De ce monologue coup-de-poing, qui aurait pu facilement s'intituler «La déprime de l'artisan fromager face à un système de production qui lui veut du mal», Latulipe et Sanchez tirent donc un document dérangeant sur l'état de l'agriculture au Québec. Une agriculture principalement industrialisée, ouverte sur le monde et qui peine, avec ses cadres formels, à s'ouvrir à la diversité et à l'artisanat alimentaire pour enrayer l'homogénéisation de la bouffe et, au passage, contribuer au développement des régions.

Observateur privilégié de ces nombreuses «barrières à l'entrée» de la relève, Éric Proulx a la flamme vacillante, la sensibilité à fleur de peau et la critique caustique et documentée. Il dénonce des règles de financement ou de fonctionnement pensées, conçues et alimentées par et pour une industrie aux dépens des productions à dimension humaine. Il pointe les fonctionnaires provinciaux qui l'obligent à l'aseptisation démesurée de ses installations. «Bientôt, on va me demander de mettre des médicaments dans mes fromages», lance-t-il.

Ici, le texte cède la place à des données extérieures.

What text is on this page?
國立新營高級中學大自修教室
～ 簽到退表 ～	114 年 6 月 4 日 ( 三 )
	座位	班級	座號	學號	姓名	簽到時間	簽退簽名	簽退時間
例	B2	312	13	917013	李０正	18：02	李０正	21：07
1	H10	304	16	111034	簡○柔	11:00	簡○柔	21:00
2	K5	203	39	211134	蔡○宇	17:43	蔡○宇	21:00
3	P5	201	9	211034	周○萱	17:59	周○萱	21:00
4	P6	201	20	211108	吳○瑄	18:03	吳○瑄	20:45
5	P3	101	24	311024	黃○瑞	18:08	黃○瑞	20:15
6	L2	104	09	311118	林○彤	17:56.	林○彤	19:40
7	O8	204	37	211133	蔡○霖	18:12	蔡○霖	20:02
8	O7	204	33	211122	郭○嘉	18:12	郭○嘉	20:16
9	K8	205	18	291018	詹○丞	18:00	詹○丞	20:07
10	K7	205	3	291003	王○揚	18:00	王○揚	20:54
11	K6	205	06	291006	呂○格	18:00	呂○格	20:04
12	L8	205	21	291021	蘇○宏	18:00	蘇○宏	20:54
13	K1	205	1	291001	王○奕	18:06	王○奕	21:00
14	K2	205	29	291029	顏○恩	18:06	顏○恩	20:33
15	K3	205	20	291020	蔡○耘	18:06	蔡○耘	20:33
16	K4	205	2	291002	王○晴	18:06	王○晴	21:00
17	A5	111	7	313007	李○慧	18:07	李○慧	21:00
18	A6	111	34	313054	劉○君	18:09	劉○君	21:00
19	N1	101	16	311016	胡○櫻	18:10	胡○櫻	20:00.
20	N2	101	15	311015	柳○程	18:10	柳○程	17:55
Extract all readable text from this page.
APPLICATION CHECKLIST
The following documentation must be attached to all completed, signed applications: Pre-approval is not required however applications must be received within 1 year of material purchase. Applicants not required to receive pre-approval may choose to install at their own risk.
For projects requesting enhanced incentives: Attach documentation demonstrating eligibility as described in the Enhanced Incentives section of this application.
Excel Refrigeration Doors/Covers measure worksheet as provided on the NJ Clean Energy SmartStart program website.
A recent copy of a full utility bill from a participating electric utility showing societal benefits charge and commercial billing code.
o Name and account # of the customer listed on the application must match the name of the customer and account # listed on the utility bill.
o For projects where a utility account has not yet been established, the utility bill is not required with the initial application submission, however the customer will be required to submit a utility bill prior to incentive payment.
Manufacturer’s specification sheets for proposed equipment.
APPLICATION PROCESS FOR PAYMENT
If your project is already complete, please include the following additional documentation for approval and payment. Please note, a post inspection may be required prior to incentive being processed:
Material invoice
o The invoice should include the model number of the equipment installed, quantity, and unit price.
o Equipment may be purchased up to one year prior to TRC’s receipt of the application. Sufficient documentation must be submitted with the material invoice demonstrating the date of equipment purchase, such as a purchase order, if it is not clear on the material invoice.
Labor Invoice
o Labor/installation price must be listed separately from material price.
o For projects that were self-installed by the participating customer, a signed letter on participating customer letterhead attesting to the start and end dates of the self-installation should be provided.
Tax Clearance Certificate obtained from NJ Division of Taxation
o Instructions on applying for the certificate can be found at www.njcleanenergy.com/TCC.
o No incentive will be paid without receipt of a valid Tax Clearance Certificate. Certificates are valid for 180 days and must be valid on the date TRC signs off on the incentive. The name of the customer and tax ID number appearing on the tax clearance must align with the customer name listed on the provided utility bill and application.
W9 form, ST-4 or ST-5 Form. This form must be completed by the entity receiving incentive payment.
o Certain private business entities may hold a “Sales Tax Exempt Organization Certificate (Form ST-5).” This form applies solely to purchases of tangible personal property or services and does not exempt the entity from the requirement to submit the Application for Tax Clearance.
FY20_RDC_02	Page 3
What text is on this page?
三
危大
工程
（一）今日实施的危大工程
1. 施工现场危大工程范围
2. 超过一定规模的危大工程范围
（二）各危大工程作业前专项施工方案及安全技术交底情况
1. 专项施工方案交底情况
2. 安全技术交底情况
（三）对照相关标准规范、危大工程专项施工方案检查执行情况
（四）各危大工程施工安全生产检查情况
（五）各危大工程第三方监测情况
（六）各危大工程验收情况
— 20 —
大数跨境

Pendu à des lèvres parfois chevrotantes, le téléspectateur plonge alors très vite dans un univers débordant d'injustices, où les efforts déployés par une nouvelle génération d'agriculteurs, passionnés et déterminés à humaniser les campagnes et à faire émerger le terroir dans une logique de développement du territoire, se butent à un merdier incroyable dont ils se passeraient bien. L'absence de reconnaissance des gouvernements, des idées noires — très noires même —, un manque de soutien des consommateurs mais aussi l'impression de devoir se battre continuellement contre des moulins à vent sont alors montrés du doigt. «Je veux juste gagner 30 000 $ par année pour faire vivre ma femme et mes enfants», lance Proulx dans cette envolée hautement émotive qui compose la principale partie de ce documentaire. «Ce n'est pas un caprice!»

Pas un caprice, en effet, confirment dans la foulée de cette montée de lait du fromager, calme et maîtrisée, plusieurs acteurs sociaux du Québec connus pour leur prise de position en faveur du terroir. Devant la caméra, Jacques Proulx, ex-boss de Solidarité rurale, et Françoise Kayler,
critique gastronomique, sont du nombre. Et au terme de ce document revendicateur, ces défenseurs du terroir risquent certainement de recevoir de nouveaux appuis.

Docu-D : Le Reel du fromager - Canal D, dimanche 20 avril à19h.